The lawsuit claimed that Lens.com used similar phrases of their service mark, “1800 CONTACTS,” to help their Google search engine results. 1-800 claims that when they searched the phrase, a paid advertisement for Lens.com appeared on the page despite having their service mark registered as a federal trademark.
1-800 claims that Lens.com violated the Lanham Act, which prohibits trademark infringement. They say that even though Lens.com did not using the exact same service mark, they purchased several similar keyword terms to help their ads show up on Google when consumers are actually searching for 1-800 Contacts.

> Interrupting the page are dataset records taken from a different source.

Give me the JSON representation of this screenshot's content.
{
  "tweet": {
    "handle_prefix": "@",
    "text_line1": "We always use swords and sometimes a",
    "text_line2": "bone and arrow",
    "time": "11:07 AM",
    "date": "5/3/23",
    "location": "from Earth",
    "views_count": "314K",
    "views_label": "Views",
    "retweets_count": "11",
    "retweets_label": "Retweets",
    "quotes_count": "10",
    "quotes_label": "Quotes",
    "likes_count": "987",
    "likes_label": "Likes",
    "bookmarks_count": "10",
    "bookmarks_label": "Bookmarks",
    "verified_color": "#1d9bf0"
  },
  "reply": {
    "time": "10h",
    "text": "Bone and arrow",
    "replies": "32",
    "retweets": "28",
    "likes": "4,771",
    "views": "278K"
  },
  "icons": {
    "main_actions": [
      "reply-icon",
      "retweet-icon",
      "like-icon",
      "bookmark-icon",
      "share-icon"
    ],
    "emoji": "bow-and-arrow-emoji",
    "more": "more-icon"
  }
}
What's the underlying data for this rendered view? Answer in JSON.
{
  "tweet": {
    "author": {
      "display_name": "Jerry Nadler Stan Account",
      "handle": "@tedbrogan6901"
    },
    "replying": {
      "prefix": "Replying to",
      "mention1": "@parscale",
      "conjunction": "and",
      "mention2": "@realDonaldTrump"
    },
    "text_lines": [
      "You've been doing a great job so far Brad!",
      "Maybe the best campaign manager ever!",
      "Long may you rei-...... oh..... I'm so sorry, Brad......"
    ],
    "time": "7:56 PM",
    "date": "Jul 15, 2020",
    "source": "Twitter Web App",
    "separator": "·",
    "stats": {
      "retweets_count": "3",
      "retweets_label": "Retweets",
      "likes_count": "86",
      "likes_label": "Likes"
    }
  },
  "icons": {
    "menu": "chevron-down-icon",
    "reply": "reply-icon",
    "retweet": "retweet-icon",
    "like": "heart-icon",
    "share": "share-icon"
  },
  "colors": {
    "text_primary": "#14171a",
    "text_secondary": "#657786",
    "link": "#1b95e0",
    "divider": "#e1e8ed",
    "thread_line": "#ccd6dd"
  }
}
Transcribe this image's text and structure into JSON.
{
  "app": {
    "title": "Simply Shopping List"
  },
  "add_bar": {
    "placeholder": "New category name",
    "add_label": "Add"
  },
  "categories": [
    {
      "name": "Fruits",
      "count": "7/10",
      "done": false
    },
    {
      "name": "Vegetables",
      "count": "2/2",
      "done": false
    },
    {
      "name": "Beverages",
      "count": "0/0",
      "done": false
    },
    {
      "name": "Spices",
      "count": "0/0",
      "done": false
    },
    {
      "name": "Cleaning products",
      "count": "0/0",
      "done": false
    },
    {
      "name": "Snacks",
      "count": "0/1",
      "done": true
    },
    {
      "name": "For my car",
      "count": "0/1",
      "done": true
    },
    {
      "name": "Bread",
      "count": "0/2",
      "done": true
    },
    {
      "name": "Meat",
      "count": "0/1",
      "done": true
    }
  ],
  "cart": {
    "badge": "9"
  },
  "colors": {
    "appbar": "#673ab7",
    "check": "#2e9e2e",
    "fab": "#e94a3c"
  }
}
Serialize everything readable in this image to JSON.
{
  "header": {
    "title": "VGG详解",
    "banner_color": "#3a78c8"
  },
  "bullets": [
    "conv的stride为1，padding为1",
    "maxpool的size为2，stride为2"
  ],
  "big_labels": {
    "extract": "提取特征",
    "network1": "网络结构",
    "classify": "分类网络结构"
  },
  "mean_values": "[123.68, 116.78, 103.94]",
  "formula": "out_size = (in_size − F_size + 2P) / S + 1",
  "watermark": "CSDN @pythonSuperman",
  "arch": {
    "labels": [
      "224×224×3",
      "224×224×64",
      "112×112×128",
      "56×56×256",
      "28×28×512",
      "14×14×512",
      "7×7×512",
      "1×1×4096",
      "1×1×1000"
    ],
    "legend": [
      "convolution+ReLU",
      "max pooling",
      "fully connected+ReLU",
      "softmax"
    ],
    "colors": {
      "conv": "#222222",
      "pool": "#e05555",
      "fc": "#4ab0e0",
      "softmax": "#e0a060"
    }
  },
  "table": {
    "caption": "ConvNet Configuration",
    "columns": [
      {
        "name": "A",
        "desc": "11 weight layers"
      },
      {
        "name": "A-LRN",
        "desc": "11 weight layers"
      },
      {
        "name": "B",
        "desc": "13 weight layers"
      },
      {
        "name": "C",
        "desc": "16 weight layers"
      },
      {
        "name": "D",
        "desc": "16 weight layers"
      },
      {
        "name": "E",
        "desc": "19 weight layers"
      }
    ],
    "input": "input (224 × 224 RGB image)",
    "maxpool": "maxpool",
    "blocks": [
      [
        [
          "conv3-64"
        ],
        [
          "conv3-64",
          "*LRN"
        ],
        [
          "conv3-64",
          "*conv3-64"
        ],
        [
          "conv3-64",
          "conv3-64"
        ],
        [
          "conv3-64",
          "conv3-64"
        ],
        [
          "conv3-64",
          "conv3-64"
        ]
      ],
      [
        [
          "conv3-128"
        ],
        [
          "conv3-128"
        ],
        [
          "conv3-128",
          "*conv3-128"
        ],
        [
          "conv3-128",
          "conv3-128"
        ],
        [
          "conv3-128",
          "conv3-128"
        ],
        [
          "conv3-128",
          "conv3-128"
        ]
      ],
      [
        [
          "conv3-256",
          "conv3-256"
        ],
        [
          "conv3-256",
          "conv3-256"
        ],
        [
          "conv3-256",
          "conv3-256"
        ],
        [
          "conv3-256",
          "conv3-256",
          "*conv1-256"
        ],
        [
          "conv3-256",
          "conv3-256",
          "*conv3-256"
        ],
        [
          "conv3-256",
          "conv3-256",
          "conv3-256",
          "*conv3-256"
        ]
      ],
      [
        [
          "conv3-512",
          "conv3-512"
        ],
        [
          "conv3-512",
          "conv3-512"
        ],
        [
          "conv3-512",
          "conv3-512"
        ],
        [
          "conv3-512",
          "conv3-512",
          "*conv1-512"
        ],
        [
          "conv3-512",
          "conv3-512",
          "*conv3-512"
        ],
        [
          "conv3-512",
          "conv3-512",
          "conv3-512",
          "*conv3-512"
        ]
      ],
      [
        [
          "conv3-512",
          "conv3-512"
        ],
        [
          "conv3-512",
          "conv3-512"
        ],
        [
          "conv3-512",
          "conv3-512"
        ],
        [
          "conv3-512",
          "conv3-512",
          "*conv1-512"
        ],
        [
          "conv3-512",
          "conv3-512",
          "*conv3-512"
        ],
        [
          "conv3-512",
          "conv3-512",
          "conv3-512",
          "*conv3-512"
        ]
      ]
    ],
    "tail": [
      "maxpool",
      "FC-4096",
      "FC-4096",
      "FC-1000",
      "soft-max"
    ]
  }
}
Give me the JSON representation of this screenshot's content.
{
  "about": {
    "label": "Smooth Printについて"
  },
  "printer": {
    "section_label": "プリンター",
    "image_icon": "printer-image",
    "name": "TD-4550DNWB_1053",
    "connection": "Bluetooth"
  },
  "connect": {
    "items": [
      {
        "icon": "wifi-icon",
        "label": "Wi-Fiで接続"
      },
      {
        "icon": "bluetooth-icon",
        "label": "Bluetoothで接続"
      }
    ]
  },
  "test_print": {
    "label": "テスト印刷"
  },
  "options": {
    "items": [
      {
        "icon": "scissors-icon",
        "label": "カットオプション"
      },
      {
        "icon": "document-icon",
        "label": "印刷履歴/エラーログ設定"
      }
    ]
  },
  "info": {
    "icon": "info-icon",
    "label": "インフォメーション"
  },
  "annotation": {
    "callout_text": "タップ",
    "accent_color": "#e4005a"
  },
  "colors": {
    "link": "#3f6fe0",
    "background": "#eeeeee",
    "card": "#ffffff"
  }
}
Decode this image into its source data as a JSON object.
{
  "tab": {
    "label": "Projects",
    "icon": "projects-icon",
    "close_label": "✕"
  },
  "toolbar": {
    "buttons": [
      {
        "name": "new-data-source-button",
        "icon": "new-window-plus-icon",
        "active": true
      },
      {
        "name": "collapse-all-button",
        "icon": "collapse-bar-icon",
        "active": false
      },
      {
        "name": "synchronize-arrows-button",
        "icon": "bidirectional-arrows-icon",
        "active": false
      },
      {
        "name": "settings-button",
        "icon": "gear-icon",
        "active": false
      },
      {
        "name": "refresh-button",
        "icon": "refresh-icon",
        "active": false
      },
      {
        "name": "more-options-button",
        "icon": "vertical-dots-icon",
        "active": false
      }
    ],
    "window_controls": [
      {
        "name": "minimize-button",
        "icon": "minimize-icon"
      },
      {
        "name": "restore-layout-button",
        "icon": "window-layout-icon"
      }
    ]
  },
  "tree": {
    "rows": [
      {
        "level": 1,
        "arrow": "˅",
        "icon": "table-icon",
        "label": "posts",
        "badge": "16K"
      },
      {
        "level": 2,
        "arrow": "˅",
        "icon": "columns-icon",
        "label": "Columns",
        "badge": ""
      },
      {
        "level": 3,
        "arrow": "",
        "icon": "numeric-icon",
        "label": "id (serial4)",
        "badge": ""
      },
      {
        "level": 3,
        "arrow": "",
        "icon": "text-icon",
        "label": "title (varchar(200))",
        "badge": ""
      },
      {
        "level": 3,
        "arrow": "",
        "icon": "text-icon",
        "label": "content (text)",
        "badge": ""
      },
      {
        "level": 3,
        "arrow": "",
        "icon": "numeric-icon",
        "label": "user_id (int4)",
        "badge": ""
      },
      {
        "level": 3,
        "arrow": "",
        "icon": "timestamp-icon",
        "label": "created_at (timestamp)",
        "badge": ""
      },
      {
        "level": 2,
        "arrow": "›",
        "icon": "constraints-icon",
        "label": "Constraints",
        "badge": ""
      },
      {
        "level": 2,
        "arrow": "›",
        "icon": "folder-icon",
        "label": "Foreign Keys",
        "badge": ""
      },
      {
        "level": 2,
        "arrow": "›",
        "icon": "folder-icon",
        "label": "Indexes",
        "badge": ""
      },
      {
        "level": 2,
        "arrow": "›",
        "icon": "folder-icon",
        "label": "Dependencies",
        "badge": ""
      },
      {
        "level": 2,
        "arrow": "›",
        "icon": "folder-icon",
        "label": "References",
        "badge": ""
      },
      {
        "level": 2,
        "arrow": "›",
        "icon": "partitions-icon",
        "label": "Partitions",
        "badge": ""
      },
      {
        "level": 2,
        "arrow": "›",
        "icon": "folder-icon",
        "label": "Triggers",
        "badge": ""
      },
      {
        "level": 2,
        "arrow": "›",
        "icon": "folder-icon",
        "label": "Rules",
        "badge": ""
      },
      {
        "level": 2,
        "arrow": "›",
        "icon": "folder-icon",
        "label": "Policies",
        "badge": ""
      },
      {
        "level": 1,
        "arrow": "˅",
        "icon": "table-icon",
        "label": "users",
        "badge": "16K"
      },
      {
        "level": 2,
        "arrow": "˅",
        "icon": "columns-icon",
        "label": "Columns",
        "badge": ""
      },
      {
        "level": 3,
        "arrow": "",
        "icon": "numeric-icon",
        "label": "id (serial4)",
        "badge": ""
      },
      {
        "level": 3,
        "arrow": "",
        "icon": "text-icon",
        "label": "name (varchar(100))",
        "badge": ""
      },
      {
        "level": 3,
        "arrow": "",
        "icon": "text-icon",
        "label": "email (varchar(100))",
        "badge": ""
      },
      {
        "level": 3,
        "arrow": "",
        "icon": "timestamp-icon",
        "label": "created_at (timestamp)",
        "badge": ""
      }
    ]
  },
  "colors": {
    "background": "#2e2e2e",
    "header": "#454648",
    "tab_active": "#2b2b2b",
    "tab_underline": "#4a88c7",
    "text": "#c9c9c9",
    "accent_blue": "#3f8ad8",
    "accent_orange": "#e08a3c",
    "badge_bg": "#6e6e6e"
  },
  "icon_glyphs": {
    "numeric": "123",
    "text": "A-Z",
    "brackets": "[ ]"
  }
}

In cases like this one, the plaintiff must prove that the company has a protected service mark that the defendant used the same or similar service mark and the similarities will confuse consumers. The court ruled that while 1-800 Contacts proved that they had a registered service mark and that Lens.com was using similar marks in their advertising, the plaintiff failed to prove that it would confuse consumers.
The court affirmed a lower court’s ruling that Lens.com did not demonstrate trademark infringement because the actual consumer confusion rate was not very high. The court suggested that if the confusion rate was above 10 percent, the ruling may have been different. However, since 1-800 Contacts could not prove that consumers would be confused by their similar keywords, Lens.com did not infringe upon their trademark rights.
This court ruling could have an impact on future trademark infringement cases involving online ads in the future. However, each case is different and the court takes several different factors into consideration so it is best to discuss any potential legal issues or lawsuits with a business law attorney.